The (Latest) Adventures of Sherlock Holmes: A small win for the public domain

We investigate the District Court of Illinois decision Klinger v Conan Doyle Estate, Ltd., confirming that literary characters can be freely used without a licence where copyright has expired on early works in a series.  Character elements introduced in later works which are still subject to copyright cannot be used without a licence.

 

Sherlock Holmes

 

“The Man with the Twisted Lip” by Sidney Paget, published in the December 1891 edition of The Strand Magazine, from Wikimedia Commons.

 

Leslie Klinger, a Sherlock Holmes expert and editor of a series of new Holmes stories, sought a declaration from the District Court of Illinois that there was no need for him to obtain a copyright licence to use the characters of Holmes and Doctor Watson in his new book.

In Australia and most of Europe, all the Sherlock Holmes stories are already in the public domain.  However, the situation is different in the US.  The Copyright Term Extension Act 1998 (sometimes called the Sonny Bono Act or the Mickey Mouse Protection Act) extended copyright on works in their renewal terms when the amendment came into effect.  The copyright term for works published between 1923 and 1977, including the last 10 Sherlock Holmes stories, was changed to 95 years from the date that copyright was originally secured.  This means that although US copyright has expired on most of the Holmes stories, the last 10 stories are still protected by copyright in the United States.  The last 10 stories are set at various times throughout Holmes’ career, filling in some of the gaps between earlier stories.

The Conan Doyle estate argued that the characters are complex and multi-dimensional and that they hadn’t been completely developed in the public domain stories.  For that reason, the estate said that Klinger would need to pay $5,000 for a licence if he wanted to use the characters before copyright expired on the whole series.

The court flat-out rejected the estate’s “novel” argument, saying that “It is a bedrock principle of copyright that ‘once work enters the public domain it cannot be appropriated as private (intellectual) property,’ and even the most creative of legal theories cannot trump this tenet”.

In other words, the position is elementary, dear reader!  Where a literary character has appeared in a series so that part of the series is still copyrighted but part is not, there is no need to obtain a licence to use any part of the character which appeared in the public domain works.

We think the decision is clearly correct in law, even though it may be difficult to work out when a particular character element which was slowly developed over many years first appeared, or for copyright owners to monitor infringements of a copyright personality when a separate “public domain” version of the same character also exists.

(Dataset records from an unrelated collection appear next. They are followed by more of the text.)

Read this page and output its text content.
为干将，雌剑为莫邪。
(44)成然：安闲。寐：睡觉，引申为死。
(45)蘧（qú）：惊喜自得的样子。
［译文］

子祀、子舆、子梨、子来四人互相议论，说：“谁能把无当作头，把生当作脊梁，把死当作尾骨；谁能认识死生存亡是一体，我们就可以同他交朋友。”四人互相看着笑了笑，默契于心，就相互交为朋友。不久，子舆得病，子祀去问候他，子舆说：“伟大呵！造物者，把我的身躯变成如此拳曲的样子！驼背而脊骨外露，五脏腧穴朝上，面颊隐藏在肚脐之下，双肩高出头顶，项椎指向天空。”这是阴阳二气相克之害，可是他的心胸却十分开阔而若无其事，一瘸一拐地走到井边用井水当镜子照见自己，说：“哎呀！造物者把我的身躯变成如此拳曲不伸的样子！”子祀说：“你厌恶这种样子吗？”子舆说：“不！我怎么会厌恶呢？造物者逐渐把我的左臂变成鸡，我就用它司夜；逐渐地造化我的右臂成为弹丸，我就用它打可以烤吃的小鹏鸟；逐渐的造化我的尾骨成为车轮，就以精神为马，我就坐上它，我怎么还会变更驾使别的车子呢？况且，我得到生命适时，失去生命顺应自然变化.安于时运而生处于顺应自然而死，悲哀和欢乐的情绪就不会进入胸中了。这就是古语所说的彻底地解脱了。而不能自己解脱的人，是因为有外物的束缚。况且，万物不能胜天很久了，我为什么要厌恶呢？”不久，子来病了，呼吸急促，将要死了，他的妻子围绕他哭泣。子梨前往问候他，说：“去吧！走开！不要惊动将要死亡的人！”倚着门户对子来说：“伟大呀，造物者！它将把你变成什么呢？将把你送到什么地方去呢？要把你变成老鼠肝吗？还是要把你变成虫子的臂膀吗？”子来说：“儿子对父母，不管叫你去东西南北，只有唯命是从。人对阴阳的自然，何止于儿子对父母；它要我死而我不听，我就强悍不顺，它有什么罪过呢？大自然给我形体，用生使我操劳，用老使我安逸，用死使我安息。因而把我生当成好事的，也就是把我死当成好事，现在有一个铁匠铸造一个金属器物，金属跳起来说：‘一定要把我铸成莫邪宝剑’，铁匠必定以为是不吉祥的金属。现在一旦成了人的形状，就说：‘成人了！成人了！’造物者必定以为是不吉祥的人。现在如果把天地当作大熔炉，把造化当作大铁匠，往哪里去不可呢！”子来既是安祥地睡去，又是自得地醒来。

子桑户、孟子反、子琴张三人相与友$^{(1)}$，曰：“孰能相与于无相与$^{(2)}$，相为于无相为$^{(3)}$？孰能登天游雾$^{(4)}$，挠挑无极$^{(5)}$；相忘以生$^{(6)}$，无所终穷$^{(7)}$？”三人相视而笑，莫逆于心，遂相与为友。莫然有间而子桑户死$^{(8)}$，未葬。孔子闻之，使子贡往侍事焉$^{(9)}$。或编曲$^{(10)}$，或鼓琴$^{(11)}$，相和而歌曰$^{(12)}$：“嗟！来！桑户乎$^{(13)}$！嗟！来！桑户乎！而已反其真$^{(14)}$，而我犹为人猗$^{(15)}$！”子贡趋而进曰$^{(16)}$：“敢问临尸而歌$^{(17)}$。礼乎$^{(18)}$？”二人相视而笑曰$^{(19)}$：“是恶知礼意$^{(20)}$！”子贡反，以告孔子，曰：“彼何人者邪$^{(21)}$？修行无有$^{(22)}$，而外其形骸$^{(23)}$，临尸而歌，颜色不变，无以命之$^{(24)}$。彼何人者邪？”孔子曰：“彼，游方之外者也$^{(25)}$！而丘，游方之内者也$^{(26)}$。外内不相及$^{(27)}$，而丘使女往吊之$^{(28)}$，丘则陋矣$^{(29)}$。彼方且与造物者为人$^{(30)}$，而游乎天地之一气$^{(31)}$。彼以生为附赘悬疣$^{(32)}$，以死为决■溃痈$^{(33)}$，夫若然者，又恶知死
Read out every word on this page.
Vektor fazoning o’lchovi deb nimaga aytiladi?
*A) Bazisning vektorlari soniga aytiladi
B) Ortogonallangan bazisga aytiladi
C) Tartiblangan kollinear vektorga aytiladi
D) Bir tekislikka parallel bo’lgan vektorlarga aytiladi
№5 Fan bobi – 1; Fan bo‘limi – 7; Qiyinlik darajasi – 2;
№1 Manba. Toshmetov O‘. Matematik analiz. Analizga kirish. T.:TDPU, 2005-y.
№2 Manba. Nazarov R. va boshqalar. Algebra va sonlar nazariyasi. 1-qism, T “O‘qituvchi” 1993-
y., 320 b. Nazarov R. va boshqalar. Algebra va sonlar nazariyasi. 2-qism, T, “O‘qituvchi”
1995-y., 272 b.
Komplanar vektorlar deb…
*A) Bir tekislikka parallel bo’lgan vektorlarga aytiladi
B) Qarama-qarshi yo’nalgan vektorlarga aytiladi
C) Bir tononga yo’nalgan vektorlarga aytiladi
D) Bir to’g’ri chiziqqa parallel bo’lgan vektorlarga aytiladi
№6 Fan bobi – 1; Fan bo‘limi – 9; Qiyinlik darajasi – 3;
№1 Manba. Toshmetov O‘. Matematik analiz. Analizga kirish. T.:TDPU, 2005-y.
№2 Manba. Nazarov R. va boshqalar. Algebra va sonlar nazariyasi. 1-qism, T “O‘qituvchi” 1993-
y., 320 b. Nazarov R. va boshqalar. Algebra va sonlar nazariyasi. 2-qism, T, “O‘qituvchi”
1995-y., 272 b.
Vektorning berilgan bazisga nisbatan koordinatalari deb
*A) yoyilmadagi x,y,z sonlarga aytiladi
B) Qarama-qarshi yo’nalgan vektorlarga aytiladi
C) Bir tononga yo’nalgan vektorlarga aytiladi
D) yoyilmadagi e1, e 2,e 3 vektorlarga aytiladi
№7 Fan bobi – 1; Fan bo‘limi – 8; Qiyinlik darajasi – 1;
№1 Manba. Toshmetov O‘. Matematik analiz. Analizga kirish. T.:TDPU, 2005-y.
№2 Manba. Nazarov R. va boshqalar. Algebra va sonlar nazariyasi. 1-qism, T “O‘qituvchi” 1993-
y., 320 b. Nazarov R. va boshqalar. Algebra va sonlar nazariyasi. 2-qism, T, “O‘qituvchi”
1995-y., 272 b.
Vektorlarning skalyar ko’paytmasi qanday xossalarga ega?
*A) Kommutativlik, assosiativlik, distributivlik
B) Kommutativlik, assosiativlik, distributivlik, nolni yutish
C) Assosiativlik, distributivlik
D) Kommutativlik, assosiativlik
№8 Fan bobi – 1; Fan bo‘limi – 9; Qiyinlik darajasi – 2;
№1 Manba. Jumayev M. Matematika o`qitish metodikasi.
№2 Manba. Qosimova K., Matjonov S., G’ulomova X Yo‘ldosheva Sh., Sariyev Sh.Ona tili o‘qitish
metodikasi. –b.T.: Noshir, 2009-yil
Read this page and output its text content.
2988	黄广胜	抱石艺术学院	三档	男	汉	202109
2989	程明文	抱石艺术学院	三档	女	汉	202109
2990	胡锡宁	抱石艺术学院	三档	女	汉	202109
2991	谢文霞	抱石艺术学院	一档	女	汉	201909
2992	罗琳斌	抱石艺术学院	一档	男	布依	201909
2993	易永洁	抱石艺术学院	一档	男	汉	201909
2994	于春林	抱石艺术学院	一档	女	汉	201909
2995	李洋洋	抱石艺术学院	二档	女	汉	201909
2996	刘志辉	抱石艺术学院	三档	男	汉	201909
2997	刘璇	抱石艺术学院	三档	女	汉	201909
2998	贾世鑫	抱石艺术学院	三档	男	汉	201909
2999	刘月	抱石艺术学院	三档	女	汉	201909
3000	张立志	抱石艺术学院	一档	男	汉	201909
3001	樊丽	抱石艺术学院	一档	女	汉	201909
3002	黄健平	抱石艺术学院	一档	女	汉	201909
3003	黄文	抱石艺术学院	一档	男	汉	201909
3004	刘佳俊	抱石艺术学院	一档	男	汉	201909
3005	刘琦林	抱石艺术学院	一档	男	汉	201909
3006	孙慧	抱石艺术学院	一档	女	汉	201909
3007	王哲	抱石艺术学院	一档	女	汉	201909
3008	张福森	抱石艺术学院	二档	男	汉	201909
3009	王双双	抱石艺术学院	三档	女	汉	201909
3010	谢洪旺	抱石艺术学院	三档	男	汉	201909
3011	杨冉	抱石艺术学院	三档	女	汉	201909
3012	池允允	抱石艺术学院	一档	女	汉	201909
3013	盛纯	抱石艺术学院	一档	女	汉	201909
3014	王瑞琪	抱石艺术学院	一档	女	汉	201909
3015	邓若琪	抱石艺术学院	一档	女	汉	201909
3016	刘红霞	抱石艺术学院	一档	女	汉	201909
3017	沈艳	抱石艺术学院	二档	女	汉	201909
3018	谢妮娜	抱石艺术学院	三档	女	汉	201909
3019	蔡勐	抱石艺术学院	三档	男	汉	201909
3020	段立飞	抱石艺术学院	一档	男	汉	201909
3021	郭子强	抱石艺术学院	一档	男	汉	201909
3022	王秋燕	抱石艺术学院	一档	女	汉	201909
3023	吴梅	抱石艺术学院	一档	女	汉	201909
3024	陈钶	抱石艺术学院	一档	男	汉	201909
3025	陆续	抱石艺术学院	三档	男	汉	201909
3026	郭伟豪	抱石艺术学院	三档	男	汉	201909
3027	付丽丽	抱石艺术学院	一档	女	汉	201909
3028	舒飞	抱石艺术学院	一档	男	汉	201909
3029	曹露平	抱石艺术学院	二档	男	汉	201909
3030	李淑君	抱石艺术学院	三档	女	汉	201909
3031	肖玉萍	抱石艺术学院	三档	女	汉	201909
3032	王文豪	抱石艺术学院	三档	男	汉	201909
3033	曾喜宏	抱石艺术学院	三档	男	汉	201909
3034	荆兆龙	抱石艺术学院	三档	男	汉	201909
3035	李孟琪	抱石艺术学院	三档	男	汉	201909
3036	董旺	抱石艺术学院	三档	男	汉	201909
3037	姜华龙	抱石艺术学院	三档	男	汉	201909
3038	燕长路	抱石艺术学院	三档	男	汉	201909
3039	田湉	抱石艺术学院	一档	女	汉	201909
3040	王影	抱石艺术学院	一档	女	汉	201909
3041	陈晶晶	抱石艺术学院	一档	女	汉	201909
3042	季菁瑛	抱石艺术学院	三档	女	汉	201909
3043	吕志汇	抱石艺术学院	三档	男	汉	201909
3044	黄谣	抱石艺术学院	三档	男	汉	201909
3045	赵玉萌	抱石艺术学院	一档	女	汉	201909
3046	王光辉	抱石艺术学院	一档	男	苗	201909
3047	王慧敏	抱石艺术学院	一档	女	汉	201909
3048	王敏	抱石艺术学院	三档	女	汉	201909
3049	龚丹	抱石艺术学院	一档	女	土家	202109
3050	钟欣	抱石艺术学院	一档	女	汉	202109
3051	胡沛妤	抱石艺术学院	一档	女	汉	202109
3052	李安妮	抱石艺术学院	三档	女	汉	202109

This decision may encourage reinterpretation and adaptation of other popular characters who are similarly well-known and well-loved and who appear in long-running series.  For example, when US copyrights on cultural icons such as James Bond, Mickey Mouse and Superman start to expire there will be fewer obstacles to authors creating new stories around these characters.  But the implications of this decision are likely to be quite narrow, limited to situations where:

  •  The character was developed incrementally so that there is a public domain personality and a different copyright personally.
  • The series was written over a relatively long period of time, so it will be inconvenient to wait for the whole series to enter the public domain.  If the series was published over a short time frame, authors may prefer to delay publishing rather than trying to work out whether the Klinger decision applies.  Holmes stories were published over an unusually long, 40 year period.  By comparison, the James Bond books were published over 13 years, the Chronicles of Narnia was published over 6 years and the Lord of the Rings over a single year.
  • The licence fees are substantial.  If the fees are low, authors and publishers might decide to simply pay for a licence to avoid the copyright issue.

The Conan Doyle estate plans to appeal.

Those interested in doing extra detective work can analyse the differences between the pre- and post-1923 stories at Project Gutenberg.  The parties’ submissions and the judgment can be accessed on the Free Sherlock! blog operated by the plaintiff, here.